Greens Leader Adam Bandt MP will today join Member for Griffith Max Chandler-Mather and Senator Penny Allman-Payne to launch the Greens' plan for free school meals across the country.
Since Max Chandler-Mather's election in 2022, Max's Griffith electorate office has served 40,000 free school meals across a weekly breakfast program in four public schools in the electorate. The programs are funded by Max's MP salary.
Teachers in Griffith have reported that on days with free school breakfast, students are more focussed on learning and better behaved.
In addition to alleviating cost of living pressures, school meals have been shown to improve kids' attendance, classroom attention, cognition, academic performance, social skills, nutrition and overall health. They're also a significant preventive action for youth crime, keeping vulnerable kids in school and out of the youth justice system.
The Greens have put forward a costed plan that would see every public school funded to provide a nutritious lunch to every student. To achieve this aim, the PBO has estimated it would be a cost to the budget of $11.6b over the forward estimates which is less than the budget currently spends on fossil fuel subsidies. The Greens will also invest $85m annually to expand existing free breakfast programs in schools across the country.
This is on top of school policies previously announced, including an annual back-to-school payment of $800 made to families at the start of the school year for each child attending a public school; abolishing public school fees and charges to make public schools genuinely free; and fully-funding public schools to 100% Schooling Resource Standard in 2026.

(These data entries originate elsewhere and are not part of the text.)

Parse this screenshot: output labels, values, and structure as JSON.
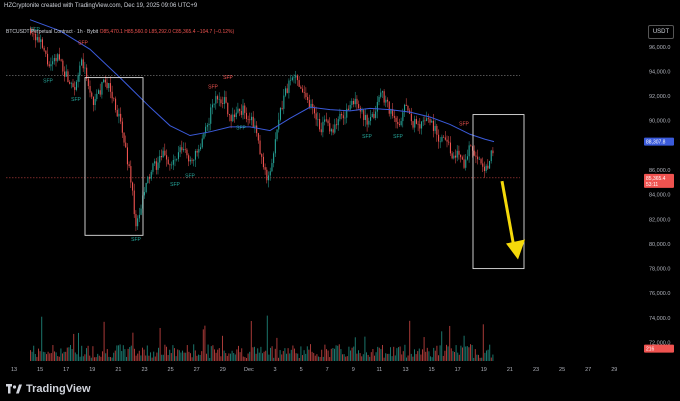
{
  "header": {
    "credit": "HZCryptonite created with TradingView.com, Dec 19, 2025 09:06 UTC+9"
  },
  "legend": {
    "symbol": "BTCUSDT Perpetual Contract · 1h · Bybit",
    "values": "O85,470.1 H85,560.0 L85,292.0 C85,365.4 −104.7 (−0.12%)"
  },
  "currency_button": "USDT",
  "colors": {
    "up": "#26a69a",
    "down": "#ef5350",
    "ma": "#3b5bdb",
    "arrow": "#f5d90a",
    "box": "#e0e0e0"
  },
  "chart_data": {
    "type": "candlestick",
    "ylim": [
      70500,
      98500
    ],
    "y_ticks": [
      "96,000.0",
      "94,000.0",
      "92,000.0",
      "90,000.0",
      "86,000.0",
      "84,000.0",
      "82,000.0",
      "80,000.0",
      "78,000.0",
      "76,000.0",
      "74,000.0",
      "72,000.0"
    ],
    "x_ticks": [
      "13",
      "15",
      "17",
      "19",
      "21",
      "23",
      "25",
      "27",
      "29",
      "Dec",
      "3",
      "5",
      "7",
      "9",
      "11",
      "13",
      "15",
      "17",
      "19",
      "21",
      "23",
      "25",
      "27",
      "29"
    ],
    "price_badges": [
      {
        "label": "88,307.8",
        "value": 88307.8,
        "color": "#3b5bdb"
      },
      {
        "label": "85,365.4",
        "value": 85365.4,
        "color": "#ef5350",
        "sub": "53:11"
      },
      {
        "label": "216",
        "value": 71500,
        "color": "#ef5350"
      }
    ],
    "dashed_levels": [
      93650,
      85365
    ],
    "sfp_labels": [
      {
        "text": "SFP",
        "x": 35,
        "price": 97300,
        "color": "#26a69a"
      },
      {
        "text": "SFP",
        "x": 83,
        "price": 96200,
        "color": "#ef5350"
      },
      {
        "text": "SFP",
        "x": 48,
        "price": 93100,
        "color": "#26a69a"
      },
      {
        "text": "SFP",
        "x": 76,
        "price": 91600,
        "color": "#26a69a"
      },
      {
        "text": "SFP",
        "x": 136,
        "price": 80250,
        "color": "#26a69a"
      },
      {
        "text": "SFP",
        "x": 175,
        "price": 84700,
        "color": "#26a69a"
      },
      {
        "text": "SFP",
        "x": 190,
        "price": 85400,
        "color": "#26a69a"
      },
      {
        "text": "SFP",
        "x": 213,
        "price": 92600,
        "color": "#ef5350"
      },
      {
        "text": "SFP",
        "x": 228,
        "price": 93400,
        "color": "#ef5350"
      },
      {
        "text": "SFP",
        "x": 241,
        "price": 89300,
        "color": "#26a69a"
      },
      {
        "text": "SFP",
        "x": 367,
        "price": 88600,
        "color": "#26a69a"
      },
      {
        "text": "SFP",
        "x": 398,
        "price": 88600,
        "color": "#26a69a"
      },
      {
        "text": "SFP",
        "x": 464,
        "price": 89600,
        "color": "#ef5350"
      }
    ],
    "boxes": [
      {
        "x0": 85,
        "x1": 143,
        "price_top": 93500,
        "price_bottom": 80700
      },
      {
        "x0": 473,
        "x1": 524,
        "price_top": 90500,
        "price_bottom": 78000
      }
    ],
    "arrow": {
      "x0": 502,
      "price0": 85100,
      "x1": 516,
      "price1": 78900
    },
    "close_path": [
      [
        30,
        97500
      ],
      [
        40,
        96200
      ],
      [
        50,
        94200
      ],
      [
        58,
        95300
      ],
      [
        66,
        93600
      ],
      [
        74,
        92900
      ],
      [
        82,
        94800
      ],
      [
        88,
        92600
      ],
      [
        94,
        91400
      ],
      [
        100,
        92600
      ],
      [
        106,
        93200
      ],
      [
        112,
        91900
      ],
      [
        118,
        90400
      ],
      [
        124,
        88100
      ],
      [
        130,
        85500
      ],
      [
        136,
        81200
      ],
      [
        140,
        82800
      ],
      [
        146,
        84900
      ],
      [
        152,
        86100
      ],
      [
        158,
        86600
      ],
      [
        164,
        87400
      ],
      [
        170,
        86300
      ],
      [
        176,
        86900
      ],
      [
        182,
        87800
      ],
      [
        188,
        86900
      ],
      [
        194,
        87100
      ],
      [
        200,
        87700
      ],
      [
        206,
        89400
      ],
      [
        212,
        91300
      ],
      [
        218,
        92000
      ],
      [
        224,
        91600
      ],
      [
        230,
        90300
      ],
      [
        236,
        90700
      ],
      [
        242,
        90900
      ],
      [
        248,
        90200
      ],
      [
        254,
        89600
      ],
      [
        260,
        87200
      ],
      [
        266,
        85300
      ],
      [
        272,
        86700
      ],
      [
        278,
        89900
      ],
      [
        284,
        92200
      ],
      [
        290,
        93200
      ],
      [
        296,
        93600
      ],
      [
        302,
        92600
      ],
      [
        308,
        91500
      ],
      [
        314,
        90800
      ],
      [
        320,
        89400
      ],
      [
        326,
        89800
      ],
      [
        332,
        89300
      ],
      [
        338,
        90100
      ],
      [
        344,
        90500
      ],
      [
        350,
        91200
      ],
      [
        356,
        91800
      ],
      [
        362,
        90400
      ],
      [
        368,
        89600
      ],
      [
        374,
        90600
      ],
      [
        380,
        92400
      ],
      [
        386,
        91600
      ],
      [
        392,
        90300
      ],
      [
        398,
        89400
      ],
      [
        404,
        91400
      ],
      [
        410,
        90100
      ],
      [
        416,
        89600
      ],
      [
        422,
        89900
      ],
      [
        428,
        90300
      ],
      [
        434,
        89400
      ],
      [
        440,
        88400
      ],
      [
        446,
        88900
      ],
      [
        452,
        86700
      ],
      [
        458,
        87600
      ],
      [
        464,
        86500
      ],
      [
        470,
        88300
      ],
      [
        476,
        86900
      ],
      [
        482,
        85900
      ],
      [
        488,
        86600
      ],
      [
        492,
        87900
      ],
      [
        494,
        85365
      ]
    ],
    "ma_path": [
      [
        30,
        98200
      ],
      [
        60,
        97300
      ],
      [
        90,
        95800
      ],
      [
        120,
        93500
      ],
      [
        150,
        91100
      ],
      [
        170,
        89600
      ],
      [
        190,
        88800
      ],
      [
        210,
        89100
      ],
      [
        230,
        89500
      ],
      [
        250,
        89500
      ],
      [
        270,
        89200
      ],
      [
        290,
        90200
      ],
      [
        310,
        91100
      ],
      [
        330,
        90900
      ],
      [
        350,
        90800
      ],
      [
        370,
        91000
      ],
      [
        390,
        90900
      ],
      [
        410,
        90700
      ],
      [
        430,
        90300
      ],
      [
        450,
        89700
      ],
      [
        470,
        88900
      ],
      [
        485,
        88500
      ],
      [
        494,
        88307
      ]
    ]
  }
}
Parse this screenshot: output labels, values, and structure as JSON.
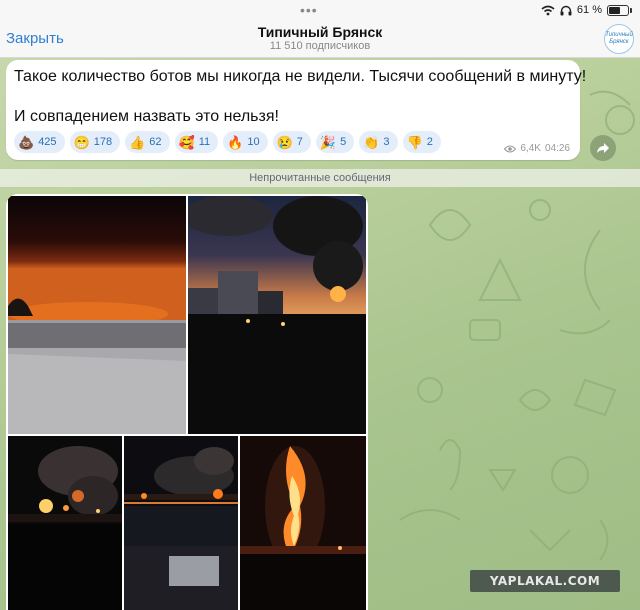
{
  "status_bar": {
    "battery_percent": "61 %",
    "battery_level": 0.61
  },
  "header": {
    "close_label": "Закрыть",
    "title": "Типичный Брянск",
    "subscribers": "11 510 подписчиков",
    "avatar_text": "Типичный Брянск"
  },
  "message": {
    "line1": "Такое количество ботов мы никогда не видели. Тысячи сообщений в минуту!",
    "line2": "И совпадением назвать это нельзя!",
    "views": "6,4K",
    "time": "04:26",
    "reactions": [
      {
        "emoji": "💩",
        "count": "425"
      },
      {
        "emoji": "😁",
        "count": "178"
      },
      {
        "emoji": "👍",
        "count": "62"
      },
      {
        "emoji": "🥰",
        "count": "11"
      },
      {
        "emoji": "🔥",
        "count": "10"
      },
      {
        "emoji": "😢",
        "count": "7"
      },
      {
        "emoji": "🎉",
        "count": "5"
      },
      {
        "emoji": "👏",
        "count": "3"
      },
      {
        "emoji": "👎",
        "count": "2"
      }
    ]
  },
  "divider": {
    "label": "Непрочитанные сообщения"
  },
  "watermark": {
    "text": "YAPLAKAL.COM"
  },
  "icons": {
    "wifi": "wifi-icon",
    "headphones": "headphones-icon",
    "eye": "eye-icon",
    "share": "share-arrow-icon"
  }
}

This massive boost for families would be funded by making big corporations pay their fair share of tax. The previously announced Big Corporations Tax frees up $514 billion across the decade to help fund dental into Medicare, free and universal childcare and free school lunches
As stated by Leader of the Australian Greens Adam Bandt MP:
"In a wealthy country like ours, no kids should go to school hungry.
"Peter Dutton wants free lunches for CEOs, the Greens want free lunches for school kids.
"Under Labor and Liberal, 1 in 3 big corporations pays no tax while parents struggle with the cost of living.
"The Greens will tax big corporations and billionaires so kids can get free lunch at school. If you're worried about the cost of living, we can't keep voting for the same two parties and expecting a different result.
"If Brisbane voters keep Brisbane Green they can keep Peter Dutton out and get Labor to act on the cost of living crisis."
As stated by Greens spokesperson on Primary & Secondary Education, Senator Penny Allman-Payne:
"A universal program of school lunches in every public school will ease the cost-of-living burden on families, improve the health and well-being of our kids, and help level the playing field for our most disadvantaged students.
"As a former teacher, I know that kids learn better on a full stomach. This will improve attention and behaviour in the classroom, and enable kids to engage and get the most out of school.
"Imagine sending your child off to school each day knowing they'll receive a nutritious lunch - one that you didn't have to pay for and prepare each morning.
"Every child deserves a free, world-class public education, and that's what the Greens are committed to delivering."
As stated by Greens MP for Griffith Max Chandler-Mather:
"This is what politics should be about: leaders putting their money where their mouth is, and making a difference in ordinary people's lives."
"My team and I run a free school breakfast program for two reasons: the first is that while we fight for the changes we need in Canberra so that everyone has what they need to live a good life, we believe it's important that we do everything we can to support people in their everyday lives in the here and now.
"The second is to demonstrate that if we can serve 40,000 free school meals out of just our electoral office and an MPs salary, there's no reason that the federal government couldn't roll a program like this out right across the country."
"Since my election in 2022 we've built the program up into four local public schools, and hope to grow with an additional two local schools before the end of the year."